Teaching collaboration was important to Gearhart, too.
She said, “It has been important for me that the projects be collaborative, so not only can they use items from their home, they can also use the people. I want them to understand that art isn’t always a solo effort.
“Collaboration is an important tool in the world of art.”
Lipscomb said there was some help out there for student musicians and their teachers. You just had to go looking for it.
“A bunch of well-known violinists have been offering free YouTube lessons,” he said. “I’ve sent kids to that.’
Lipscomb said when students were sent home for the remainder of the school year, he had strings students follow rock and jazz violinist Christian Howes.
“He’d play a lick and then give the students time to play it back by ear,” Lipscomb said. “I told students to record themselves playing along.”
Then, he had his students record themselves playing material and send it to him.
“Even if I’m not in the room, I can give some guidance,” he said. “I can tell if someone isn’t keeping their wrist up or something.”
Along with trying to find ways to teach the things they normally would, teachers have had to focus on different parts of their subjects that work better as more self-guided.
Lipscomb said he’d shifted his lessons toward composing music and songwriting.
Along the way, some of the educators have developed new skills.
Morris said she wasn’t particularly technologically adept to begin with. She said usually she’d get her sons to handle computer problems, but she’d created a YouTube page to share videos with her students.
“I know that doesn’t sound like a lot,” she said, laughing. “But it was a big deal for me.”
Lowther said he fell back on a website he created as part of a class he took for recertification.
“Most of the kids don’t have the supplies to do the work we would usually do in the classroom,” he said. “So, I’ve used the website to do videos and also to show students different things. I’ve sent them out on virtual scavenger hunts since they have their tablets.”
Participation from the students has yielded mixed results.
Routines have been disrupted. There are distractions in the home and some families may be struggling. Keeping students on task and interested has been difficult.
Morris said, “You count on the parents to help, to make sure their kids are watching the videos and doing what they’re supposed to.”
Galaska said something she did was continue with plans, even when those plans were essentially canceled.
“Before we left, we were working on things to be included in FestivALL’s Art-For-All,” she said.

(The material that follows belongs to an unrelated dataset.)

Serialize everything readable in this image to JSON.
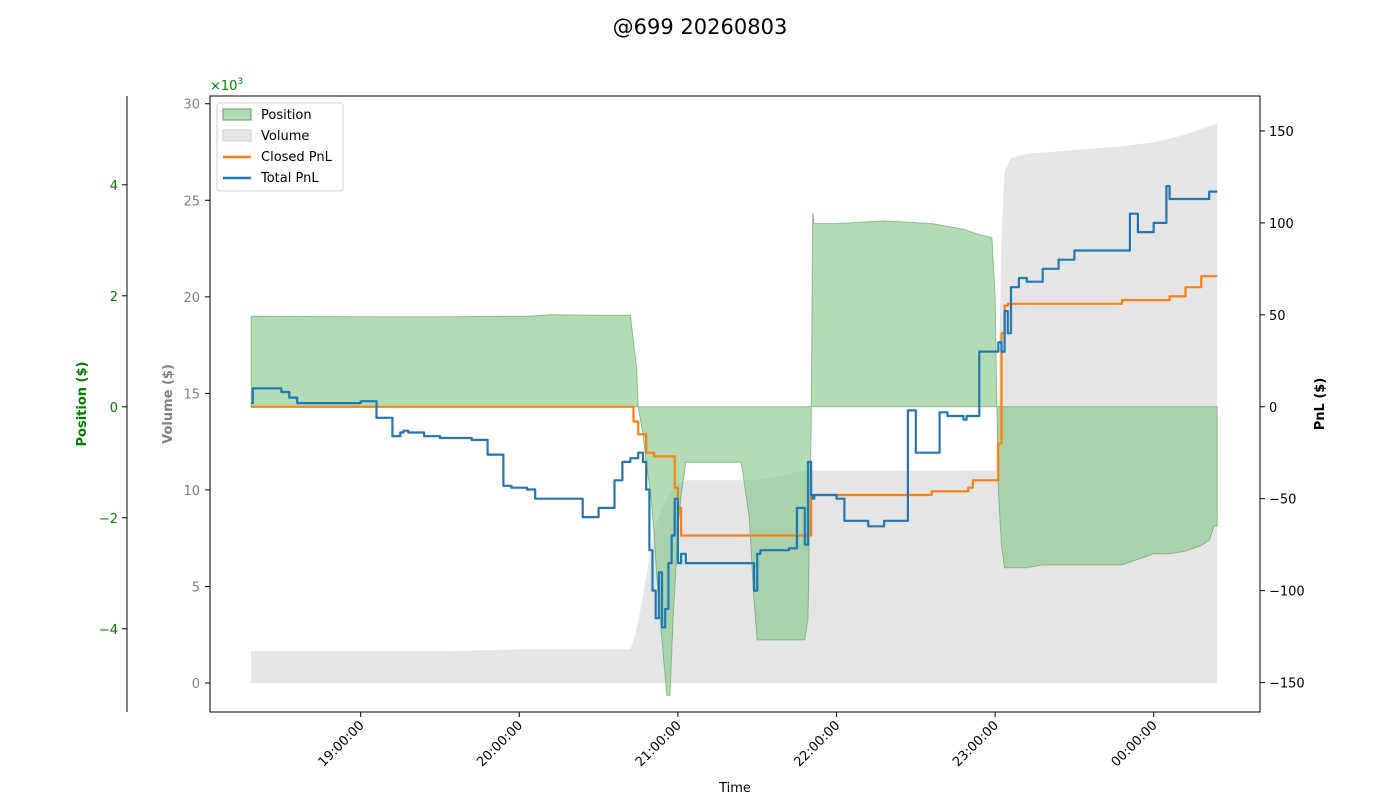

Art-For-All is a juried student art exhibition. Student work is usually displayed in the lobby of the Clay Center during the city of Charleston’s annual arts and music festival.
After FestivALL went to an online-based virtual festival, Galaska encouraged her students to keep working on their art. It was still worth doing.
Lipscomb said, “I think we’re all trying to keep them engaged. It’s maybe more than just teaching the kids, but also keeping in touch with the students and their parents, seeing if they’re OK.”
Some of what the teachers have learned since COVID-19 could be used later, during snow days or other breaks from regular classes. A few of them have become more adept at problem-solving electronic devices and internet snags.
“I’m probably qualified now for a job in IT,” Lipscomb joked.
The teachers hoped to be back in their classrooms by the start of the upcoming school year. The time away from the classroom hasn’t felt like a vacation.
They hope the next school year will be something like normal, but even if the number of infections in West Virginia are in decline, there are concerns that COVID-19 could flare up again over the summer.
“August isn’t that far way,” Lowther said. “I don’t know what to expect, so I think I’ve got to be prepared.”